Sir Ranulph is known as the World's greatest living explorer. He has climbed Everest and crossed both polar ice caps. He has led 30 expeditions, one of which circumnavigated the world via the poles. He has raised more than 10 million pounds for charity, and in 2003 ran seven marathons in seven days on seven continents. And that was 4 months after a double heart bypass operation. He has lost several fingers from frostbite, actually cutting them off himself. He hates mountains because he has a morbid fear of heights, but he climbed the north face of the Eiger in 2007. At one point he screen tested for the part of James Bond but Cubby Broccoli, who was looking for a real-life action man, said that he had the face and hands of a farmer.
Sir Ranulph Twisleton-Wykeham-Fiennes, 3rd Baronet was born in Windsor on 7 Mar 1944, four months after the death of his father, so he was born the 3rd Baronet.

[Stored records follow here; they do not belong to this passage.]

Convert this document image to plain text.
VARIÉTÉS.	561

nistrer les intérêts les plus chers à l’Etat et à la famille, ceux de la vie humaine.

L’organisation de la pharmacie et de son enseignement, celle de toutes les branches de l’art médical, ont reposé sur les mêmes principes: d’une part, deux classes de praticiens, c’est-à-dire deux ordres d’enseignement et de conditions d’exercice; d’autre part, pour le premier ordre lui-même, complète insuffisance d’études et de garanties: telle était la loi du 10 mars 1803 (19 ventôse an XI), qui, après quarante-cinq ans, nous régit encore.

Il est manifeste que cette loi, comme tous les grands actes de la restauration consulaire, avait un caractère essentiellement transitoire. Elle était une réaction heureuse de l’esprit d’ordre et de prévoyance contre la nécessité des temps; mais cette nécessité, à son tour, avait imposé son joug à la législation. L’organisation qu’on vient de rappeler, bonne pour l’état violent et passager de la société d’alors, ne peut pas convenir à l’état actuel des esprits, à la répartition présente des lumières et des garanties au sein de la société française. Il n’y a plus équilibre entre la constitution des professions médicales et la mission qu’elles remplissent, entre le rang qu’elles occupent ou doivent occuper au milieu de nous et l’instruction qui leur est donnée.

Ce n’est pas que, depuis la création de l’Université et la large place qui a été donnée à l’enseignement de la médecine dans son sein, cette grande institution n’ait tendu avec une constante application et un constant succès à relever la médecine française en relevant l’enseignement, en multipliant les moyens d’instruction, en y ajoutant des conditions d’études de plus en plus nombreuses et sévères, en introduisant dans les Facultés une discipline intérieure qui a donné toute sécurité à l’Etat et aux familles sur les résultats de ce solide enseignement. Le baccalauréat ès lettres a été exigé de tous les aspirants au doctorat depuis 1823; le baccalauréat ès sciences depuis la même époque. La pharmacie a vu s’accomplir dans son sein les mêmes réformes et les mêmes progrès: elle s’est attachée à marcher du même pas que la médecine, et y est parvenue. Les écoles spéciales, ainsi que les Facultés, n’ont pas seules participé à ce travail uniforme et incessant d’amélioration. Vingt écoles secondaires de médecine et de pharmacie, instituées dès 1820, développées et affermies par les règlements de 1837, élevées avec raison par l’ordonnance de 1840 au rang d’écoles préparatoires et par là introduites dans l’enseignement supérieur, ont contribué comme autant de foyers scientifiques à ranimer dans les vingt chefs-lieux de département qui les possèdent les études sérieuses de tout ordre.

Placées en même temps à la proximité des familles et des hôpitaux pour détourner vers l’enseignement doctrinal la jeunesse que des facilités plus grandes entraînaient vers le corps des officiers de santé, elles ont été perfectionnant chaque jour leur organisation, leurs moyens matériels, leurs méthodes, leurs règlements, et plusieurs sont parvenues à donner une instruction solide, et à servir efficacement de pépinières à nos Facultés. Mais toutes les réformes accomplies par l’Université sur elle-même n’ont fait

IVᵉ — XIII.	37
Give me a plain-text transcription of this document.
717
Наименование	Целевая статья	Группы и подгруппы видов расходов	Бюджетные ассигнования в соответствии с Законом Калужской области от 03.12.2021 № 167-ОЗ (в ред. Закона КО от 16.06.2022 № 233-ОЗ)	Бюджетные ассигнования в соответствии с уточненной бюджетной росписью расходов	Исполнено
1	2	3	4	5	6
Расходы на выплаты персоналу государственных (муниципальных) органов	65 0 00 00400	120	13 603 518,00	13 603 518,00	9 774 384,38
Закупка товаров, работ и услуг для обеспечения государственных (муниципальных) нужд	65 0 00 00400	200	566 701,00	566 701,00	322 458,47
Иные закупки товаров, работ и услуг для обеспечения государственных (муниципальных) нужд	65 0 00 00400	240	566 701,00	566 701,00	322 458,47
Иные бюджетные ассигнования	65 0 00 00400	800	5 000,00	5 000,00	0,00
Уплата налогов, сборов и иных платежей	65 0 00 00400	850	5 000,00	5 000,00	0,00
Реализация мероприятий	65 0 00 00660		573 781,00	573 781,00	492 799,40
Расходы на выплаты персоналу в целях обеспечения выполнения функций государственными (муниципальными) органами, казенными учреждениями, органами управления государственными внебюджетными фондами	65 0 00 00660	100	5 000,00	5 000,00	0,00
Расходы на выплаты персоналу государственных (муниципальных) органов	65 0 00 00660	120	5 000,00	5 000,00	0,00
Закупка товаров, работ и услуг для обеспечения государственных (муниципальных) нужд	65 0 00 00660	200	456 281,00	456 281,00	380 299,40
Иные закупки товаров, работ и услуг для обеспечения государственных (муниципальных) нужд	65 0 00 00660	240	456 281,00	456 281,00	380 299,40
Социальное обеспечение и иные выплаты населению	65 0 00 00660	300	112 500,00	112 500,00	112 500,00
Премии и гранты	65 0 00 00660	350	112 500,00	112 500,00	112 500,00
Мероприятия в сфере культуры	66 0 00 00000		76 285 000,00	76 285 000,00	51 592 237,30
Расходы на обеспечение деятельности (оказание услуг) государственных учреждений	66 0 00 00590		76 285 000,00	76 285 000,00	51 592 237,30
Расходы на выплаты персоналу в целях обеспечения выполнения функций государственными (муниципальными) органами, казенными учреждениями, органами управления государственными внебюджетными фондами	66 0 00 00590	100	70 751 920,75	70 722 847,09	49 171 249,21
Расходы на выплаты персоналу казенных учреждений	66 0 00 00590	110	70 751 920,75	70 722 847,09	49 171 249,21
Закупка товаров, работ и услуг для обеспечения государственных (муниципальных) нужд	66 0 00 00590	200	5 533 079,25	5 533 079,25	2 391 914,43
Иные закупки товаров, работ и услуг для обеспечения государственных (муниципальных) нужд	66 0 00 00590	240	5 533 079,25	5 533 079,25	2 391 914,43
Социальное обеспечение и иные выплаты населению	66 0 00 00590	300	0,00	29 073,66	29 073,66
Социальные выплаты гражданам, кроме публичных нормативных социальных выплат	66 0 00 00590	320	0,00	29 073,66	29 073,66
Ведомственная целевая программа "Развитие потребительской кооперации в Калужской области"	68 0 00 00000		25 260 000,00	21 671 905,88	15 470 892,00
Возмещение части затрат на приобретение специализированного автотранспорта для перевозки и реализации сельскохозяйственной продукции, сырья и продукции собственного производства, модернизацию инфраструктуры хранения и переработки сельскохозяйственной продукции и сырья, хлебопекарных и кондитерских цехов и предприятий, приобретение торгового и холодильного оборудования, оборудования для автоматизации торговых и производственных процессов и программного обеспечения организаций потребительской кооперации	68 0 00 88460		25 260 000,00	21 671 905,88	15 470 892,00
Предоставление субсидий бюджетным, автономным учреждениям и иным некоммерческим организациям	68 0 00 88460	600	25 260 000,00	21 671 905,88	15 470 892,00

His mother moved out to South Africa after the war and he was educated in Cape Town until the age of 12. Back in England he went to Eton and then trained at Mons before joining the Scots Greys on 27 July 1963. He was seconded to the SAS where he specialised in demolitions. He was discharged from the SAS for a raid he organised to demolish a dam near Castle Combe, built for the film Dr Dolittle. After serving in the Scots Greys he was employed in the army of the Sultan of Oman in 1969. On one occasion he led 20 men deep into Communist-held territory to meet a mysterious turncoat of whom he was rightly suspicious:
'I was hiding in a bush, with my 7.62 semi automatic rifle, waiting for him. Had a terrific dose of diarrhoea too which wasn't exactly convenient. Anyway, he appeared with a Kalashnikov. I shouted "Hands up!" in Arabic. Luckily, I was already in the gun-firing position because he swung round ready to fire. I pressed first. He died. I was devastated at the time. To have killed someone, from 10 feet, to see him fall dead at my feet. But late I discovered that the documents he carried were used to delay the Communists long enough for the Shah of Persia to send 2,000 crack troops to help the Sultan. It was important to me that it was justified.'
He led several raids and was decorated by the Sultan for bravery. After 8 years in Oman he left in July 1971. He has been married twice. His first wife of 36 years, Ginny Pepper, died in 2004 and he married Louise Millington. They have a daughter Elizabeth born in April 2006. He has written 19 books, both fiction and non-fiction. In 2010 his book tracing the family history was published by Hodder & Stoughton: Mad Dogs and Englishmen. The photo shows him in Scots Greys service dress in 1964.